Forum Moderators: Robert Charlton & goodroi

Message Too Old, No Replies

Pages Dropping Out of Big Daddy Index

         

GoogleGuy

6:11 am on Apr 25, 2006 (gmt 0)

WebmasterWorld Senior Member 10+ Year Member



Continued from: [webmasterworld.com...]


One thing to bear in mind is that Bigdaddy will have different crawl priorities. That can account for some of it. If you've run into any spam problems in the past, you might also want to do a reinclusion request. Otherwise, please send an email to bostonpubcon2006 at gmail.com with the subject line "crawlpages" (all one word), and I'll ask someone to see if they notice any commonalities.

RichTC

12:37 am on Apr 27, 2006 (gmt 0)

WebmasterWorld Senior Member 10+ Year Member



Anyone of have experience of this:-

1.Link to a new page added to site map - Google cashes the site map but doesnt follow the listed link and cashe the new page off it. Why might Google cashe a page yet ignore the content on it?

2. A PR5 page with lots of links to it from authority sites (3 PR7s links to it for a start off), the page is about blue widgets and should rank high for the blue-widget search term yet, another page about blue widgets on the site (but not as detailed and has zero backlinks to it)features at the top of the serps rather than the one thats more specific that has loads of authority backlinks.

Any ideas please post, im at a loss trying to second guess this?.

Stefan

1:47 am on Apr 27, 2006 (gmt 0)

WebmasterWorld Senior Member 10+ Year Member



... unless Google has raised their unique content filter to "must have at least 90% unique content" I don't have an explanation.

If it has become 90%, is it that unreasonable?
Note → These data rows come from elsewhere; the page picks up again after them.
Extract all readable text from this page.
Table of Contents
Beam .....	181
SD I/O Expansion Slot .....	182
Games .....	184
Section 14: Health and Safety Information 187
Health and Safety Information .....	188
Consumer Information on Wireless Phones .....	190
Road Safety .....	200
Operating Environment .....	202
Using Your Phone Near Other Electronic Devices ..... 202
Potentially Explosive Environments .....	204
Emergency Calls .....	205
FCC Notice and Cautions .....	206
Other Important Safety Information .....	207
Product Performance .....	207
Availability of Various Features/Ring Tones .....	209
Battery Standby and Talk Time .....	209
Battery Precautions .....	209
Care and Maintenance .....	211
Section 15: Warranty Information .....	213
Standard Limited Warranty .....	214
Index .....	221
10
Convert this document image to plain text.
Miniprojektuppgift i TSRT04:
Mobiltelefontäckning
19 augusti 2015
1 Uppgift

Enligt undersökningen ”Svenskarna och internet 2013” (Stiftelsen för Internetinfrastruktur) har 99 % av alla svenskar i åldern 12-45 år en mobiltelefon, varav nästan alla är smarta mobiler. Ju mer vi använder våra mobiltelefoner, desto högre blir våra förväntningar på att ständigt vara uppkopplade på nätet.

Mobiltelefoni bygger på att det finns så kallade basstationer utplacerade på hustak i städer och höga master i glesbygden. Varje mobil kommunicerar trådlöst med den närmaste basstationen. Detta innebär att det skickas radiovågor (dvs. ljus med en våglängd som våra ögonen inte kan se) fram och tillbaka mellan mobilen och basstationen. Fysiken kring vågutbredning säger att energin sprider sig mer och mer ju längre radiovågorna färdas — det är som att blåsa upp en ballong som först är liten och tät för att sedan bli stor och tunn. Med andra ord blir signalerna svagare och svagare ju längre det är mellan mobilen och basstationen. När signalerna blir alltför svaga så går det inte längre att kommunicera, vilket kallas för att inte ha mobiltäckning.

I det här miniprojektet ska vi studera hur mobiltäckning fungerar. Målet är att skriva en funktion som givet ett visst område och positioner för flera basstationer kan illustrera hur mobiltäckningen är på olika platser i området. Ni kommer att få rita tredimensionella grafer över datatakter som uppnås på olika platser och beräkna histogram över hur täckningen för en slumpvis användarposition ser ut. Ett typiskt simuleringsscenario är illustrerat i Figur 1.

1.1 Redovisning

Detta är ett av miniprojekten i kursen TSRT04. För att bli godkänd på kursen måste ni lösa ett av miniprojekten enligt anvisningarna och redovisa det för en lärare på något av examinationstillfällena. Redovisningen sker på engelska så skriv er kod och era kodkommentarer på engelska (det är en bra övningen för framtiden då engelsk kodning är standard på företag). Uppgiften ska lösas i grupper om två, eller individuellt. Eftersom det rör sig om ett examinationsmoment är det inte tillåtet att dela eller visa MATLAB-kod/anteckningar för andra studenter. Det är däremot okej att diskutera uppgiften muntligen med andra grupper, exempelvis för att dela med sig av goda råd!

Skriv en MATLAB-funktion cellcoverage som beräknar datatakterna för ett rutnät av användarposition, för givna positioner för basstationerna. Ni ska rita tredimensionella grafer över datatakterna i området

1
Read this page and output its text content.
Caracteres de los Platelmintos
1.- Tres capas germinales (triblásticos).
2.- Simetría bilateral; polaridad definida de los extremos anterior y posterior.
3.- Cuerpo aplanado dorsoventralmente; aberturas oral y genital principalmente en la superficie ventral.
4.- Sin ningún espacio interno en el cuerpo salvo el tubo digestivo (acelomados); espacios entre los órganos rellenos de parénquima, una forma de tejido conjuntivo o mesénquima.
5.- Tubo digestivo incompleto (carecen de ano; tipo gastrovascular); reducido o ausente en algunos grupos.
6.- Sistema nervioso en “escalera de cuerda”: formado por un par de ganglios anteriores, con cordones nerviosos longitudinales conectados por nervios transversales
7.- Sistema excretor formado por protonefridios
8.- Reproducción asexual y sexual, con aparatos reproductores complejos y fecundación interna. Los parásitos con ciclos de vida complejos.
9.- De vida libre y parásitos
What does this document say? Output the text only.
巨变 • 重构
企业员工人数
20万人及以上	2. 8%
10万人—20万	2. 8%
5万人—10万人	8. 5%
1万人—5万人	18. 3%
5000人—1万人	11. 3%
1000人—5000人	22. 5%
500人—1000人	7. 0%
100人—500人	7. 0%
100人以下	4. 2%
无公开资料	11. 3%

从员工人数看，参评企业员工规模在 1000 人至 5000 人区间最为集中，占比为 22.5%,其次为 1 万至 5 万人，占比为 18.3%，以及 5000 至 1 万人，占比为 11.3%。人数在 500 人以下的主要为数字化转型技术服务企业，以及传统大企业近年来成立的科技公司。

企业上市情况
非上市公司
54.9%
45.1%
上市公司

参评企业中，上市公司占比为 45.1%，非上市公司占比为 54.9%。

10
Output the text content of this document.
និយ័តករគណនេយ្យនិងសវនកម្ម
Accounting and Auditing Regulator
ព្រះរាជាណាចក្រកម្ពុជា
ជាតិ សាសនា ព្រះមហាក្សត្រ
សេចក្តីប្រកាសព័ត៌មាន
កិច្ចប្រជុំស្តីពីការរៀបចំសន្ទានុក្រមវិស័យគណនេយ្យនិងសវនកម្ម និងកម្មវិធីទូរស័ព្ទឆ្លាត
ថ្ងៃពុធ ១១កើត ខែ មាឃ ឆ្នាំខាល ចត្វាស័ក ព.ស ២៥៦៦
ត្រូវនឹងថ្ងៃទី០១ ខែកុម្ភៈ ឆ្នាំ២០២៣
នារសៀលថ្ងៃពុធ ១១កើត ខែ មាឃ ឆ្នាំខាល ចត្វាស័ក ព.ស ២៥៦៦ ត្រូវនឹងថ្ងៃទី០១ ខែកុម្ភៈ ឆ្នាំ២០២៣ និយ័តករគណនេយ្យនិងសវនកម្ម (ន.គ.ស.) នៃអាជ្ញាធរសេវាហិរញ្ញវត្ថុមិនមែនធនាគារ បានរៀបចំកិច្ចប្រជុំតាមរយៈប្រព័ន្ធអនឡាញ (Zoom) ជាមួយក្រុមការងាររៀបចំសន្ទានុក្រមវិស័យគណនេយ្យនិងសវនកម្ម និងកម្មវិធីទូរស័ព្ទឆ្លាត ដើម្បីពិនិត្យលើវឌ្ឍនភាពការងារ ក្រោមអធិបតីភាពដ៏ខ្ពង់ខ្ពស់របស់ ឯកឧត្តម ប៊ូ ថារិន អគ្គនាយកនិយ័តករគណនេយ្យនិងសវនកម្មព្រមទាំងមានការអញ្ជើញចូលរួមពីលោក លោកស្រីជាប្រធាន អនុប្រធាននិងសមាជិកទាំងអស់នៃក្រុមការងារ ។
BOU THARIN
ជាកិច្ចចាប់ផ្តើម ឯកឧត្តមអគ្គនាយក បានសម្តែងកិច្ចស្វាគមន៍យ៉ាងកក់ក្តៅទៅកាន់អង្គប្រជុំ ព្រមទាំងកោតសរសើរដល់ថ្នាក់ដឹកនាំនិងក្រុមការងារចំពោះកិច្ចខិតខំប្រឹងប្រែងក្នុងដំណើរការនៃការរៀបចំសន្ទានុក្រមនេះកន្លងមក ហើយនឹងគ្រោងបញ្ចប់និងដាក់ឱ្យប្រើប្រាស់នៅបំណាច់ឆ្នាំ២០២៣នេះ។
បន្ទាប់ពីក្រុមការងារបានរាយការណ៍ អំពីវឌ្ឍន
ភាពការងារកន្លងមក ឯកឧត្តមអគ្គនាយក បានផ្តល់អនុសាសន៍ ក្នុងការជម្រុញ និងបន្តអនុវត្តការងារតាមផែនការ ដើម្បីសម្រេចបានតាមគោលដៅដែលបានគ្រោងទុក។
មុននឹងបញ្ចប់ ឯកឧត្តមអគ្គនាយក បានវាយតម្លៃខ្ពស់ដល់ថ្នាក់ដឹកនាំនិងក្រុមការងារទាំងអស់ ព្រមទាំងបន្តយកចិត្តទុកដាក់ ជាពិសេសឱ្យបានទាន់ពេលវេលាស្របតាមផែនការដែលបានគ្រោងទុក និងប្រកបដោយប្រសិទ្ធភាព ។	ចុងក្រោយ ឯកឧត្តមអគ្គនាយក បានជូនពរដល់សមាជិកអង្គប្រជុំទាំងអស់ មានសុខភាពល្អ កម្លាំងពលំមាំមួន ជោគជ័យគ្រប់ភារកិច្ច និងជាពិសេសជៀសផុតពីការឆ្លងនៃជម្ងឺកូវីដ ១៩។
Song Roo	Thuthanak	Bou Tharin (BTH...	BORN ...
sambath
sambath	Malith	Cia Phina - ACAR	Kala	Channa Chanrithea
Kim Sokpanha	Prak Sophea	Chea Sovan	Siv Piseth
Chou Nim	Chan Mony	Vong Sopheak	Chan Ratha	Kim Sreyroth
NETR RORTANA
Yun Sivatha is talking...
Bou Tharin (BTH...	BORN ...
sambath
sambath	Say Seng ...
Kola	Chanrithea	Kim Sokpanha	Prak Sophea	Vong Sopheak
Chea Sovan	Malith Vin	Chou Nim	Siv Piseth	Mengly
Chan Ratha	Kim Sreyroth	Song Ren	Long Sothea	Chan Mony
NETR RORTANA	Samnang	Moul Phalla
It would be a very effective way of cleaning out pages that aren't genuinely unique. I'm not saying it's the problem, of course...

Apart from that, and although I know I really shouldn't refer to an earlier post of mine in the previous instalment of this thread: if my rather callous comment on the absence of a certain member resulted in a very valuable contribution soon afterwards, I don't regret having written it, even though, once again, my sense of discretion was entirely lacking. So it goes. It's good to see him onboard when people are desperate.

pixellion

1:56 am on Apr 27, 2006 (gmt 0)

10+ Year Member



I understand that the new crawling system is in transition phase right now, but in the future how does Google plan on handling indexing where Mediapartners bot is allowed but Googlebot is blocked? I posted this message on Matt Cutts blog, but he removed my post from the comments. I don't understand why he did that.

For instance, my robots.txt looks like:

User-agent: *
Allow: /

User-agent: mediapartners-Google
Allow: /

User-agent: Googlebot
disallow:/

pixellion

2:38 am on Apr 27, 2006 (gmt 0)

10+ Year Member



Just a follow up on my previous post:

I posted two messages on MC's blog early this week, but he removed them because my questions were very much related to BH SEO. I guess Black Hats aren't supposed to post on his blog. haha. Anyhow, here's my thought on this: If they're going to have a proxy, they better OBEY the rules specified in my robots.txt. For fearful reasons (Yeah, Google banning my Adsense account), I don't allow Googlebot to crawl my site, but I definitely allow Mediapartners-Google to display ads. I only allow non-Googlebot bots to enter my site including mediapartners. I'm fine mediapartners doing duty work as long as they STRICTLY follow my robots.txt rules. I have a few concerns over this issue:

If I don't allow Googlebot in, then there's a possibility that my site's content might not be fetched which will allow adsense to display relevant ads. Let's consider the following scenario: Googlebot comes in, my site says, "Googlebot, I don't let you in, but I allow Mediapartners in", so Googlebot goes back tells proxy that the site didn't allow me. Now, when I ask Adsense to display ads, Adsense will check with proxy to find if that content is already there for that URL. In this case, proxy says "no, the site denied entering". IF adsense completely relies upon proxy, then it will say the same thing to me... "Sorry bud, I don't have any ads for your page since you didn't let me (all services/proxy) in and it displays public service ads." But if the proxy says "Hey Adsense, no, the site denied letting Googlebot in, but the robots.txt says to allow Mediapartners in, so you might want to go there again and see if you can find anything and if you do, show them the relevant ads." Now as mediapartners gets the page content, then I EXPECT (and NOT HOPE) the proxy to mark that page as "mediapartners-only" page and not show that page in Google's search index.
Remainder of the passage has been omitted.